Haa’yuups was one of the curators who oversaw the reinterpretation of the gallery © American Museum of Natural History

The American Museum of Natural History (AMNH) has unveiled a transformative renovation of its Northwest Coast Hall, a $19m project developed over the last five years that aimed to recontextualise the exhibition with Indigenous perspectives and modernise the antiquated vitrines and architecture of the space, which last underwent a major refurbishment in 1910.

The renovation of the 10,200 sq. ft gallery, originally scheduled to open in 2020 but delayed by the Covid-19 pandemic, was overseen by Kulapat Yantrasast of Why Architects in collaboration with Lauri Halderman, the vice president of the museum’s exhibition department, and the curators Peter Whiteley and Haa’yuups (Nuu-chah-nulth), who worked alongside several additional consulting curators.

The updated exhibition represents ten cultures through more than 1,000 artefacts such as monolithic carvings, ceremonial regalia and woven objects, some of which have been conserved or replicated. The objects are divided between eight alcoves and four corner galleries, including two rotating galleries devoted to contemporary Northwest Coast artists.

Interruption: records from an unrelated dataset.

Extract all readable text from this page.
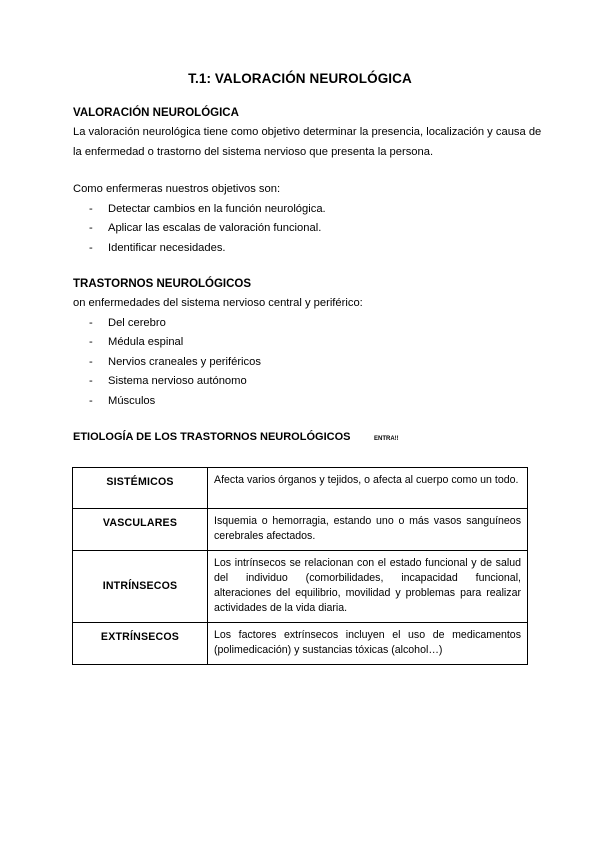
T.1: VALORACIÓN NEUROLÓGICA
VALORACIÓN NEUROLÓGICA
La valoración neurológica tiene como objetivo determinar la presencia, localización y causa de la enfermedad o trastorno del sistema nervioso que presenta la persona.
Como enfermeras nuestros objetivos son:
- Detectar cambios en la función neurológica.
- Aplicar las escalas de valoración funcional.
- Identificar necesidades.
TRASTORNOS NEUROLÓGICOS
on enfermedades del sistema nervioso central y periférico:
- Del cerebro
- Médula espinal
- Nervios craneales y periféricos
- Sistema nervioso autónomo
- Músculos
ETIOLOGÍA DE LOS TRASTORNOS NEUROLÓGICOS	ENTRA!!
SISTÉMICOS	Afecta varios órganos y tejidos, o afecta al cuerpo como un todo.
VASCULARES	Isquemia o hemorragia, estando uno o más vasos sanguíneos cerebrales afectados.
INTRÍNSECOS	Los intrínsecos se relacionan con el estado funcional y de salud del individuo (comorbilidades, incapacidad funcional, alteraciones del equilibrio, movilidad y problemas para realizar actividades de la vida diaria.
EXTRÍNSECOS	Los factores extrínsecos incluyen el uso de medicamentos (polimedicación) y sustancias tóxicas (alcohol…)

The hall—the museum’s first gallery—was built in 1899 under the direction of the German American anthropologist Franz Boas, who conducted fieldwork with Indigenous communities of the Pacific Northwest in the late 1880s.

While most museums had previously organised their Indigenous collections by function or on a timeline from “primitive” to “civilised”, Boas made an argument for cultural relativism by grouping the collection by culture, stating that “ethnological collections should be the dissemination of the fact that civilisation is not something absolute”.

“Of course, Native people do not see these objects as ‘ethnological’ or ‘tribal’ collections, but rather as belongings or treasures that embody their ancestors’ presence, intentions, spirits and intellects,” Whiteley says, “belongings that in some instances were taken away in highly questionable circumstances.”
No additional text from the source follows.